The fiddling was furious, the band of fiddlers flaking it out. Ellen recognised them. There was Hercules O’Brien mummified for death. His head bandaged; blood plinking from his bow.
There too, was Ol’ Alabarmy thwacking his bow madly across his instrument. Where was his other hand? Grotesquely, the fiddle stuck out from Alabarmy’s neck, there being no other visible form of support. And Herr Heidelberg, atop a giant barrel. Like the others, he held a bow. To it was fixed a bayonet. When, each time, he drew his bow across the strings, it sliced a collop of flesh from his face. She cried out to him, but he seemed not to hear.
Ellen and the boy, Louisa’s boy, were in front of the fiddle band, dancing ‘The Cripples’ Waltz’ but the timing was wrong … all wrong. The fiddle band played one tune, they danced to a different one, the boy whispering loudly to her to ‘Listen! Listen, Mother! D’you hear it – in the floor – the skulls?’
She didn’t know what he was talking about. But he persisted at her to ‘Listen!’ Again calling her ‘Mother.’
Then, at last she could hear it. The amplified sound of their feet exploding on the floor, driving up her legs, shivering into her body.
‘It’s the skulls!’ he whispered, with a mad glee that she had at last understood him. ‘That’s what gives it the sound – the skulls, goat skulls and sheep skulls and … and … listen to the walls!’ he then demanded, pulling her close to the wall, pushing her face against it until she could feel the wild music entering the hollowed-out eyes and ears … and the slit of the nose. Coming back louder than when it went in. They did it in Ireland he told her. Buried the skulls of dead animals in the floors and the walls. To catch the sound of the wicked reels and the even wilder women who splanked the floor to them.
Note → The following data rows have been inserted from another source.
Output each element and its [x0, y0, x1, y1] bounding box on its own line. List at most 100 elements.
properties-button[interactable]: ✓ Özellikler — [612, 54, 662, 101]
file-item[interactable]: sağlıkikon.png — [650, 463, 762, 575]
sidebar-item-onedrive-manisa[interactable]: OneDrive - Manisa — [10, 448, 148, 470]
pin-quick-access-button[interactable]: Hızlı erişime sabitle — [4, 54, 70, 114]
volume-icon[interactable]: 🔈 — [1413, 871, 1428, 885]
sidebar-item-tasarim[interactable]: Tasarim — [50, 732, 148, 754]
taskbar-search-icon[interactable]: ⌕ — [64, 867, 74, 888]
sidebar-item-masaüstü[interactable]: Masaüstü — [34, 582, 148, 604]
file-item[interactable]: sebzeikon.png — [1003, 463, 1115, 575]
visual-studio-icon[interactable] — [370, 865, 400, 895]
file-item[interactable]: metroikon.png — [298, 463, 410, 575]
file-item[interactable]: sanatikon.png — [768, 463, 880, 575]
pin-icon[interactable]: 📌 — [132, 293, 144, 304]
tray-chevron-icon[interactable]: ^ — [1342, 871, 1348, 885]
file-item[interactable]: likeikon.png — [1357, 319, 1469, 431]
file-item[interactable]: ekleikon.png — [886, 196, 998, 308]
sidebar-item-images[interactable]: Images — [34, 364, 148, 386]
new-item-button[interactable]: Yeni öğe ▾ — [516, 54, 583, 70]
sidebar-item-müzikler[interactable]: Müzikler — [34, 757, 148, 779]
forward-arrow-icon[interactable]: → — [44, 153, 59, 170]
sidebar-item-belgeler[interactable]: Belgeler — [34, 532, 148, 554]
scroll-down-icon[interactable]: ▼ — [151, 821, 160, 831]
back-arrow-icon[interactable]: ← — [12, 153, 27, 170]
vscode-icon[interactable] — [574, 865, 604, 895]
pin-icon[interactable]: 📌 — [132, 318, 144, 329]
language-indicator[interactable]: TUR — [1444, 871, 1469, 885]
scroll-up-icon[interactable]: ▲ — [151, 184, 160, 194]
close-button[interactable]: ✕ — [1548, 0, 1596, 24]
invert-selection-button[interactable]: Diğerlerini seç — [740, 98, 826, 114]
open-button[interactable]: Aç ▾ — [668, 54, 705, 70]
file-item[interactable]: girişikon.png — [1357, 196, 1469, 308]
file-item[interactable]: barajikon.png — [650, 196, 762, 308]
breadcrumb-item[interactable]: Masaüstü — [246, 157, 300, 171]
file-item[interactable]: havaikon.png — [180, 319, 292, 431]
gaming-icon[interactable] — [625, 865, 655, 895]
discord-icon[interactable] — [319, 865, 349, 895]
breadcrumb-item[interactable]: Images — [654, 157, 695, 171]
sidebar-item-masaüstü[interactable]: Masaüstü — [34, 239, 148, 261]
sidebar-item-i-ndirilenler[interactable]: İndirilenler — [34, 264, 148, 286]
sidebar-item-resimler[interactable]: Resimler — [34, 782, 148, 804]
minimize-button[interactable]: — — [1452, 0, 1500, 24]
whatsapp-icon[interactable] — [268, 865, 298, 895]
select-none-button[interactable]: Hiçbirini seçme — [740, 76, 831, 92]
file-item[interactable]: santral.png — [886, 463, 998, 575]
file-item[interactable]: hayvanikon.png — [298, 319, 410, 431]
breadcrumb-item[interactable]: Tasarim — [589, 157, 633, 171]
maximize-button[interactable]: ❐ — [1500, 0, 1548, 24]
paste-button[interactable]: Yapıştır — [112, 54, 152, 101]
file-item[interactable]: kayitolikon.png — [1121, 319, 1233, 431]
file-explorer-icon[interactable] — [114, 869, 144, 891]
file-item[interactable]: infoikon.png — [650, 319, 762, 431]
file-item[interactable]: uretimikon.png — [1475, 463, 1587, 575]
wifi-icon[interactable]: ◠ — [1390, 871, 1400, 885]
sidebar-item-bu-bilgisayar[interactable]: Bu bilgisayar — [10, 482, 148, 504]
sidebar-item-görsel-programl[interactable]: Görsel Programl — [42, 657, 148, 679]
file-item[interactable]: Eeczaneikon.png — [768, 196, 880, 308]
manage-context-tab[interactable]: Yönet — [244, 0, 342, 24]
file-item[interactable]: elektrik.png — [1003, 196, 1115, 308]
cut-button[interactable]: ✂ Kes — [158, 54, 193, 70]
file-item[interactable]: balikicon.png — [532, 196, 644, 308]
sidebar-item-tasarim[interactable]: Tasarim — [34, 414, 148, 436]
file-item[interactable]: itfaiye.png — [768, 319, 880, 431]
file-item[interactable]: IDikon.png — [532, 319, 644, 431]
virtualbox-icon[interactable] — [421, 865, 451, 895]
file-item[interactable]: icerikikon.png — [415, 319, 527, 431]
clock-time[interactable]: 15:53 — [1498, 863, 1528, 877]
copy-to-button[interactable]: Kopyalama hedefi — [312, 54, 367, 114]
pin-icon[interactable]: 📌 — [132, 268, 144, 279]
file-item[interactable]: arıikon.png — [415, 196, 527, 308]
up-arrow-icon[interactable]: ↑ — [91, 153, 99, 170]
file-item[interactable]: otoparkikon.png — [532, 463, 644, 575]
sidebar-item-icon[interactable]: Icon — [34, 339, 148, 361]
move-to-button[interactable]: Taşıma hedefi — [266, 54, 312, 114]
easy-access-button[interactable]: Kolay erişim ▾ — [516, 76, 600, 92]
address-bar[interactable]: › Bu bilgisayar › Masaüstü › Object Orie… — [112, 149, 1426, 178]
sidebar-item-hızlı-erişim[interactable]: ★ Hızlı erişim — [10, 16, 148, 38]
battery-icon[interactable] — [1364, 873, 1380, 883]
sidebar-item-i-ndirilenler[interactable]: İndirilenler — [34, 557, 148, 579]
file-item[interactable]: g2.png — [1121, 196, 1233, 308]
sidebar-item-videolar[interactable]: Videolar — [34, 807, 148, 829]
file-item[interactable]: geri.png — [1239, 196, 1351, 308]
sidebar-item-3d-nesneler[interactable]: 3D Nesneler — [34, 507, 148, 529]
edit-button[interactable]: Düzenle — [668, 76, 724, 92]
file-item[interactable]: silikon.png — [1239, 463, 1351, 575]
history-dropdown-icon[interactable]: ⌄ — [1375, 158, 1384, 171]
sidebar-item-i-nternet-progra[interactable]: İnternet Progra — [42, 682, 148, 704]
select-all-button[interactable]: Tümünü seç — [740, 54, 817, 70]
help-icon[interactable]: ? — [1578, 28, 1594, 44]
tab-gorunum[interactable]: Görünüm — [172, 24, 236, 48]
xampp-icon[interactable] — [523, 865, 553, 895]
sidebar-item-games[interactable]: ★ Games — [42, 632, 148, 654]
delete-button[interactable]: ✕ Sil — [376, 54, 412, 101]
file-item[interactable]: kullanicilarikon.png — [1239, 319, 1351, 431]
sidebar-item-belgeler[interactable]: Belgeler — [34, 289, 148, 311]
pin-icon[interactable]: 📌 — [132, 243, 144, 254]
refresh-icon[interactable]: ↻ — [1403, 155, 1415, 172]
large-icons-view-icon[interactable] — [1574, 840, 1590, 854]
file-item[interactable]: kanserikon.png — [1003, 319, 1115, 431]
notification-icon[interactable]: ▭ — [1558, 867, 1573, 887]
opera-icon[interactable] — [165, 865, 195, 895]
The music came thick and furious. She recognised the tunes – ‘I Buried My Wife and Danced on Top of Her’, then ‘Pull the Knife and Stick It’.
The only dancers were the boy and her. She wanted to ask him about Louisa … about … but he kept telling her to ‘listen!’, like she was the child. She obeyed him, the skull sound all the time rapping out its rhythm like a great rattling gun. It got louder and louder, until frightened, she looked at the floor. There, reaching up from beneath, were hands without arms and arms without hands.
If she could only dance fast enough, she could avoid them. Keep one step ahead. She shouted at the Cripple Band to play faster. But the faster they played the more Herr Heidelberg’s bayonet slashed his face, the more the bow of Hercules O’Brien splinked blood onto his face, his tunic, and his instrument. Ol’ Alabarmy smiled dreamily through it all.
The boy seemed not to notice, not to see. Only to hear. ‘Isn’t it beautiful?’
She tried to fight him off – make him see. He must be blind, crippled as the rest of them. Now, he caught her roughly by the shoulder, again trying to face her towards the wall.